Cuando la niña se hubo puesto de pie, Ramiro se adelantó tendiendo los brazos; pero ella le contuvo con grave reverencia. Una emoción profunda, indecible, estremeció el pecho del niño. El enano le puso la mano sobre el hombro y salieron. La heredad de Íñigo de la Hoz, en el Valle-Amblés, estaba situada casi al pie de la sierra, como un cuarto de legua al poniente de Sonsoles.

El niño oteaba los corrales y los patios, el interior de los conventos, el caparacho de las iglesias. A corta distancia, en el sitio más eminente, la catedral levantaba su torreón de fortaleza, almenado y pardusco. Desde la otra ventana se disfrutaba de una vista grandiosa: el Valle-Amblés, toda la nava, toda la dehesa, el río, las montañas. Fuera de los sotos ribereños, la vegetación era escasa.

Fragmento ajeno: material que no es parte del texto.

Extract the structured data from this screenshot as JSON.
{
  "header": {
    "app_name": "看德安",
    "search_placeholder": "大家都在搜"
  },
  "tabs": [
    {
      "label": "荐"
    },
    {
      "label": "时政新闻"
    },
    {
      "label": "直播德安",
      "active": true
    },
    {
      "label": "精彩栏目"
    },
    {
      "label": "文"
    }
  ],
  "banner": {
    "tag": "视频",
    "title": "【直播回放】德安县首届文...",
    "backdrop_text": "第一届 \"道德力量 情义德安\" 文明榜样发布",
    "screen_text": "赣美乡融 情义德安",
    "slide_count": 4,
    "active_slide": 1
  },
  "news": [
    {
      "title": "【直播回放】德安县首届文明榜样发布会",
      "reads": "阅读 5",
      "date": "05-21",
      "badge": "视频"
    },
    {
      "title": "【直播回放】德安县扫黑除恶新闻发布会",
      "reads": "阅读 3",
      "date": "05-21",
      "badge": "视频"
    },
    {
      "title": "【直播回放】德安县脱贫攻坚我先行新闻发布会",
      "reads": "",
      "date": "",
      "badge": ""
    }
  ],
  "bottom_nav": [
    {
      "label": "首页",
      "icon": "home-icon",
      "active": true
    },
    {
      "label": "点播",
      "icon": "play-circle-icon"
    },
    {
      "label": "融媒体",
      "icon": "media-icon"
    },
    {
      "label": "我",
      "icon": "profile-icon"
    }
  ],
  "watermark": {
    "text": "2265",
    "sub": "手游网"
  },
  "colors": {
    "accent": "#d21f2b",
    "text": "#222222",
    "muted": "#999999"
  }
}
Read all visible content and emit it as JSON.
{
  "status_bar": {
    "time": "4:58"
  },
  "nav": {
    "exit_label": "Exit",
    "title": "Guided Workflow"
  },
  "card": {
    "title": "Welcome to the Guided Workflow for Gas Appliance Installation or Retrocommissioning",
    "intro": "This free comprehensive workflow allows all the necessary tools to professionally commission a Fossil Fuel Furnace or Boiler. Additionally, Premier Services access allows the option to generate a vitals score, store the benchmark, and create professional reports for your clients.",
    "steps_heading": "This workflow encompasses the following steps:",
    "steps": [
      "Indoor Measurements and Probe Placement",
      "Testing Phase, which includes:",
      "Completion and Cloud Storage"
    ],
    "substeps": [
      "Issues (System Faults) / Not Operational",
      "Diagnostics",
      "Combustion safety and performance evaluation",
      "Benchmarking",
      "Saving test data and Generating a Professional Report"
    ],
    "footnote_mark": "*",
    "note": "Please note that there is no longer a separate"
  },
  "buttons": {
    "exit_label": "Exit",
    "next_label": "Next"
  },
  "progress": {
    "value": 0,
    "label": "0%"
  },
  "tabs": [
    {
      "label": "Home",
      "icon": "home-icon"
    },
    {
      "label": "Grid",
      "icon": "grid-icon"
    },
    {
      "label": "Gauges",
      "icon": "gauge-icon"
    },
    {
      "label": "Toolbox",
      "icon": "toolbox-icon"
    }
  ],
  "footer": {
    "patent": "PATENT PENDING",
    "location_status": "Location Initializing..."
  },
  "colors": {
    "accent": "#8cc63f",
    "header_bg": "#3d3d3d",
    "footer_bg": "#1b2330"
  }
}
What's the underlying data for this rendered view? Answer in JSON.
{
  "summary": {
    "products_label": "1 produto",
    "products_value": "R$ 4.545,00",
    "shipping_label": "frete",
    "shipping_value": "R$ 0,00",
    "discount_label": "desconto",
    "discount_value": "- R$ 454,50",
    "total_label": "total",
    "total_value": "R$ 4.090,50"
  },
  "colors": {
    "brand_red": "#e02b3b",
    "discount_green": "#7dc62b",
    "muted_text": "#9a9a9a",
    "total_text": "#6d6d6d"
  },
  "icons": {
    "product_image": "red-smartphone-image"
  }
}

Después de residir en Avila más de nueve años, la única persona con quien don Íñigo osó estrechar amistad fue el caballero don Alonso Blázquez Serrano. Como sus heredades en el Valle-Amblés estaban contiguas y sus mujeres habían pertenecido a la misma familia de los Aguilas, no tardaron en conocerse. No había en la nobleza comunal abolengo más preclaro que el de los Blázquez.